A recipient of confidential supervisory or confidential investigative information may not “utilize, make or retain copies of, or disclose [such] information for any purpose, except as is necessary to provide advice or services to the supervised financial institution or its affiliate.”18
The CFPB is also proposing to allow supervised financial institutions to provide confidential supervisory information or confidential investigative information to insurance providers, but only with respect to a claim for coverage under an existing policy.19 The authorization does not appear to extend to permitting the disclosure of confidential information to an insurance carrier for the purpose of underwriting Directors and Officers Liability or other coverage.20
C. NOTIFICATION TO INSTITUTIONS OF CONGRESSIONAL REQUESTS FOR CONFIDENTIAL INFORMATION
The existing regulation states that the Bureau “shall” notify an institution of a Congressional request for confidential information that the institution has submitted to the CFPB. The proposed rule would amend this provision to state that the Bureau “may” notify an institution of such a request.21 Accordingly, under the proposed rule, an institution may not be aware that the CFPB is providing confidential information about the institution to Congress.
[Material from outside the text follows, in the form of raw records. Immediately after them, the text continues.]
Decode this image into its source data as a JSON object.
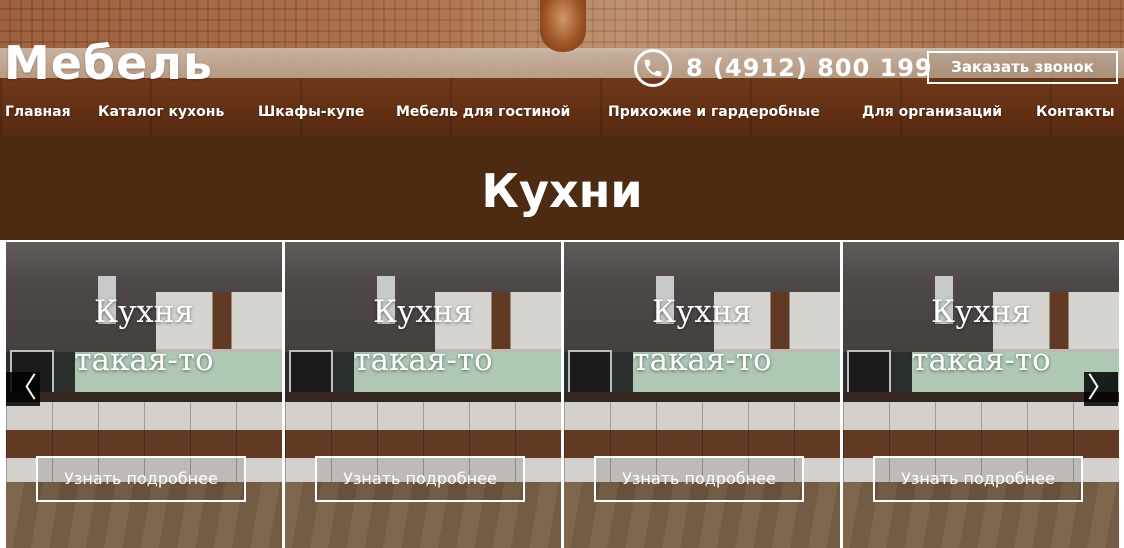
{
  "header": {
    "logo": "Мебель",
    "phone": "8 (4912) 800 199",
    "phone_icon": "phone-icon",
    "callback_button": "Заказать звонок",
    "nav": [
      "Главная",
      "Каталог кухонь",
      "Шкафы-купе",
      "Мебель для гостиной",
      "Прихожие и гардеробные",
      "Для организаций",
      "Контакты"
    ]
  },
  "section": {
    "title": "Кухни"
  },
  "slider": {
    "prev_icon": "chevron-left-icon",
    "next_icon": "chevron-right-icon",
    "prev_glyph": "〈",
    "next_glyph": "〉",
    "cards": [
      {
        "title_line1": "Кухня",
        "title_line2": "такая-то",
        "button": "Узнать подробнее"
      },
      {
        "title_line1": "Кухня",
        "title_line2": "такая-то",
        "button": "Узнать подробнее"
      },
      {
        "title_line1": "Кухня",
        "title_line2": "такая-то",
        "button": "Узнать подробнее"
      },
      {
        "title_line1": "Кухня",
        "title_line2": "такая-то",
        "button": "Узнать подробнее"
      }
    ]
  },
  "colors": {
    "title_band": "#4d2a12",
    "text": "#ffffff"
  }
}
D. REPORTING UNAUTHORIZED DISCLOSURE OF CONFIDENTIAL INFORMATION
The CFPB is proposing a new section of its regulations making it an explicit requirement for “[a]ny person in possession of confidential information [to] immediately notify the CFPB upon the discovery of any disclosures made in violation of this subpart.”22 The section-by-section analysis accompanying the Proposal does not discuss this provision in detail. The CFPB may read this new prohibition as authorizing it to bring a federal court injunctive action and seek civil money penalties against any entity or individual who has received CFPB “confidential information” without proper authorization, regardless of whether that entity or individual is otherwise subject to the CFPB’s supervisory or enforcement jurisdiction.23
Although it is currently perceived to be a breach of regulatory protocol for a supervised institution not to make such a notification of an unauthorized disclosure, there is no explicit regulatory requirement for such a notification by a supervised institution, much less by a recipient of the confidential information (which could conceivably include the media).
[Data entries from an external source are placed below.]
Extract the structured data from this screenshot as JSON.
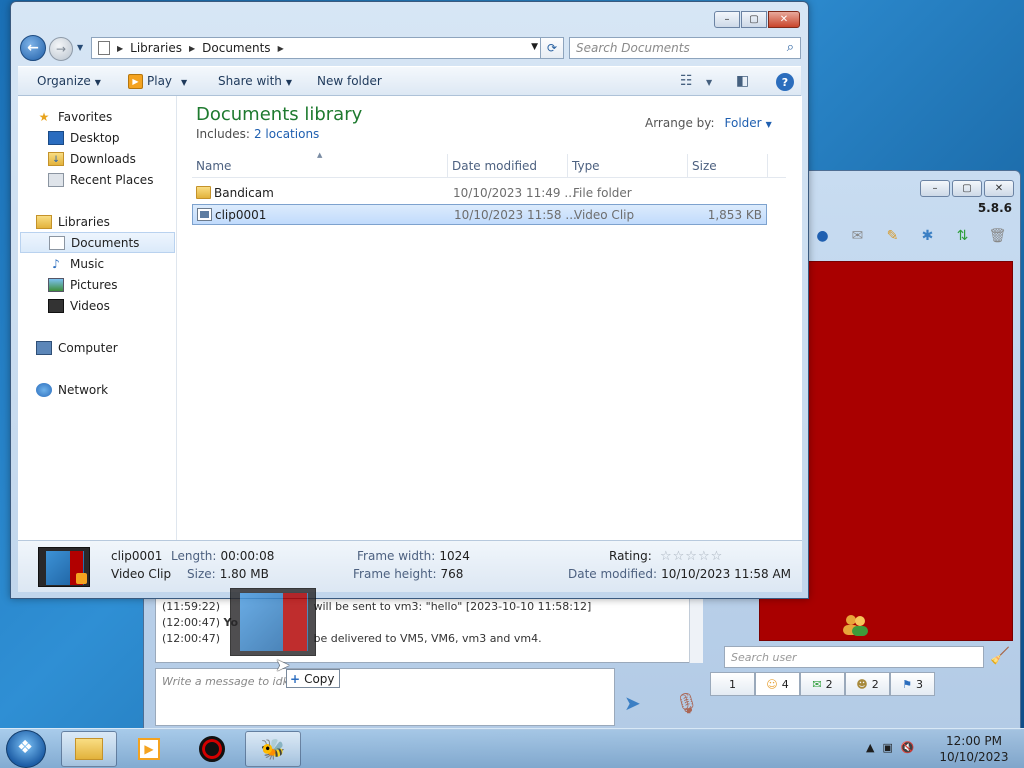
{
  "explorer": {
    "breadcrumb": [
      "Libraries",
      "Documents"
    ],
    "search_placeholder": "Search Documents",
    "toolbar": {
      "organize": "Organize",
      "play": "Play",
      "share_with": "Share with",
      "new_folder": "New folder"
    },
    "nav": {
      "favorites": "Favorites",
      "desktop": "Desktop",
      "downloads": "Downloads",
      "recent_places": "Recent Places",
      "libraries": "Libraries",
      "documents": "Documents",
      "music": "Music",
      "pictures": "Pictures",
      "videos": "Videos",
      "computer": "Computer",
      "network": "Network"
    },
    "library_title": "Documents library",
    "includes_label": "Includes:",
    "includes_link": "2 locations",
    "arrange_by_label": "Arrange by:",
    "arrange_by_value": "Folder",
    "columns": {
      "name": "Name",
      "date_modified": "Date modified",
      "type": "Type",
      "size": "Size"
    },
    "files": [
      {
        "name": "Bandicam",
        "date": "10/10/2023 11:49 ...",
        "type": "File folder",
        "size": "",
        "icon": "folder-icon"
      },
      {
        "name": "clip0001",
        "date": "10/10/2023 11:58 ...",
        "type": "Video Clip",
        "size": "1,853 KB",
        "icon": "video-icon"
      }
    ],
    "details": {
      "name": "clip0001",
      "kind": "Video Clip",
      "length_label": "Length:",
      "length": "00:00:08",
      "size_label": "Size:",
      "size": "1.80 MB",
      "frame_width_label": "Frame width:",
      "frame_width": "1024",
      "frame_height_label": "Frame height:",
      "frame_height": "768",
      "rating_label": "Rating:",
      "rating_stars": "☆☆☆☆☆",
      "date_modified_label": "Date modified:",
      "date_modified": "10/10/2023 11:58 AM"
    }
  },
  "chat": {
    "version": "5.8.6",
    "messages": [
      {
        "time": "(11:59:22)",
        "text": "will be sent to vm3: \"hello\" [2023-10-10 11:58:12]"
      },
      {
        "time": "(12:00:47)",
        "text": "Yo"
      },
      {
        "time": "(12:00:47)",
        "text": "be delivered to VM5, VM6, vm3 and vm4."
      }
    ],
    "message_placeholder": "Write a message to idk",
    "search_user_placeholder": "Search user",
    "user_tabs": [
      "1",
      "4",
      "2",
      "2",
      "3"
    ]
  },
  "drag": {
    "tooltip": "Copy"
  },
  "taskbar": {
    "time": "12:00 PM",
    "date": "10/10/2023"
  }
}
The confidentiality rules of financial institution supervisors were originally designed to promote a nonadversarial supervisory process and encourage candor between the supervisor and the supervised institution by precluding as much as possible these communications from being used in collateral matters such as private and other agency litigation. The proposed amendments may suggest, however, that the Bureau may be more willing to share supervisory information and other confidential information with other state and federal (and even foreign) enforcement agencies more readily than bank supervisors have done historically.
The proposed rule introduces a provision requiring immediate notification to the Bureau when there has been an unauthorized disclosure. This is already a common practice when supervised institutions have made such a discovery; however, by making it a regulatory requirement, the Bureau creates the potential for punitive sanctions.